Вслед за желанием уменьшить знак приходит желание уменьшить референт — и живущий «за величественным фасадом Империи» автор насыщает свои произведения уменьшительными суффиксами: «Дети, все вы наверное любите когда врач просит вас снять штанишки и лечь перед ним кверху попкой», «Он сбросил букашку в мороз за окошко с пестрыми крылышками махонькую», «купить на последнюю копеечку с пенсии булочку внучку», «Ты ей ккую-нить писулечку напишешь нап?шешь В Парижку! Парифка. Лондонка. Мадридка», «Какая тоненькая пачка тонюсенькая тонюнюсенькая ч ка тоню сенькая ч», «У Нины была пизда звали Машкой (перечеркнуто) Машенькой», «Что, пуговоньки были плохо пришиты?» Странное сочетание жалостливости, сообщаемой уменьшительными суффиксами, с (зачастую) брутальным содержанием речи, с одной стороны, придает текстам Харитонова крайне специфическую и моментально узнаваемую интонацию («Такая рыженькая пизденочка в волосеночках и в нее пролазит со скрипом аж обдираешь залупу. Но ничего, заживет. А яиц нет под пизденочкой. Детка, покажи пизду. Ну пожалуйста. Покажи, детка, не зажимайся. Вот она какая у вас, пиздонька. Ее и не видно. О, как титечки встали как две курочки»), а, с другой стороны, прямо подталкивает автора к разработке тем, где частое применение подобных суффиксов будет «мотивировано», оправдано: 1) молодые красивые мальчики и 2) собственное счастливое детство.

Читайте также

Гей-повести Гоголя, психоквир Берроуза, оргии Могутина: 200 лет квир-литературы в России и мире

Наконец, за «миниатюризацией формы» и «миниатюризацией темы» следует «миниатюризация объемов» харитоновских произведений. Наиболее протяженные прозаические тексты Харитонова («Духовка» и «Жизнеспособный младенец») написаны до изобретения «миниатюризации»; после «Один такой, другой другой» Харитонов станет все чаще обращаться к лаконичным фрагментам и сжатым зарисовкам (свободно монтируемым между собой).
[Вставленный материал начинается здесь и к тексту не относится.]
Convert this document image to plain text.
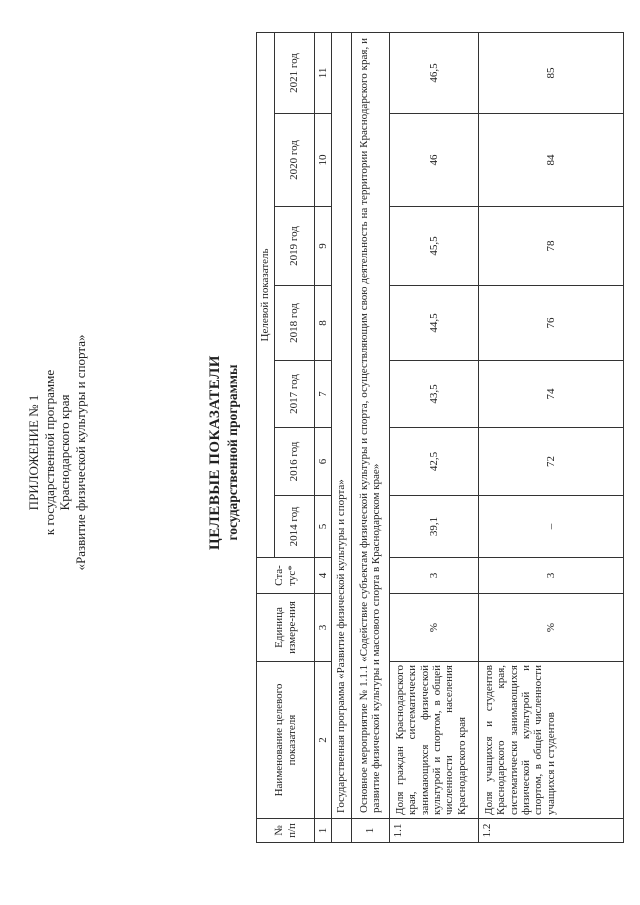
ПРИЛОЖЕНИЕ № 1 к государственной программе Краснодарского края «Развитие физической культуры и спорта»	ЦЕЛЕВЫЕ ПОКАЗАТЕЛИ государственной программы
№ п/п	Наименование целевого показателя	Единица измере-ния	Ста-тус*	Целевой показатель						
				2014 год	2016 год	2017 год	2018 год	2019 год	2020 год	2021 год
1	2	3	4	5	6	7	8	9	10	11
	Государственная программа «Развитие физической культуры и спорта»									
1	Основное мероприятие № 1.1.1 «Содействие субъектам физической культуры и спорта, осуществляющим свою деятельность на территории Краснодарского края, и развитие физической культуры и массового спорта в Краснодарском крае»									
1.1	Доля граждан Краснодарского края, систематически занимающихся физической культурой и спортом, в общей численности населения Краснодарского края	%	3	39,1	42,5	43,5	44,5	45,5	46	46,5
1.2	Доля учащихся и студентов Краснодарского края, систематически занимающихся физической культурой и спортом, в общей численности учащихся и студентов	%	3	–	72	74	76	78	84	85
Соответственно, он никогда не создаст большого романа и даже повести, но зато изобретет жанр своего рода «метарассказа» (рассказа о рассказе), занимающего всего пару строк: «„Как я погибаю“. Рассказ / А я никак не погибаю (опять вывернулся)». Следствием такого пристрастия к «миниатюризации» станет и то, что за двадцать лет упорного литературного труда — при весьма высокой работоспособности («В его творчестве не было простоев, его депрессии не отражались на литературе») — у Харитонова наберется произведений лишь на один том.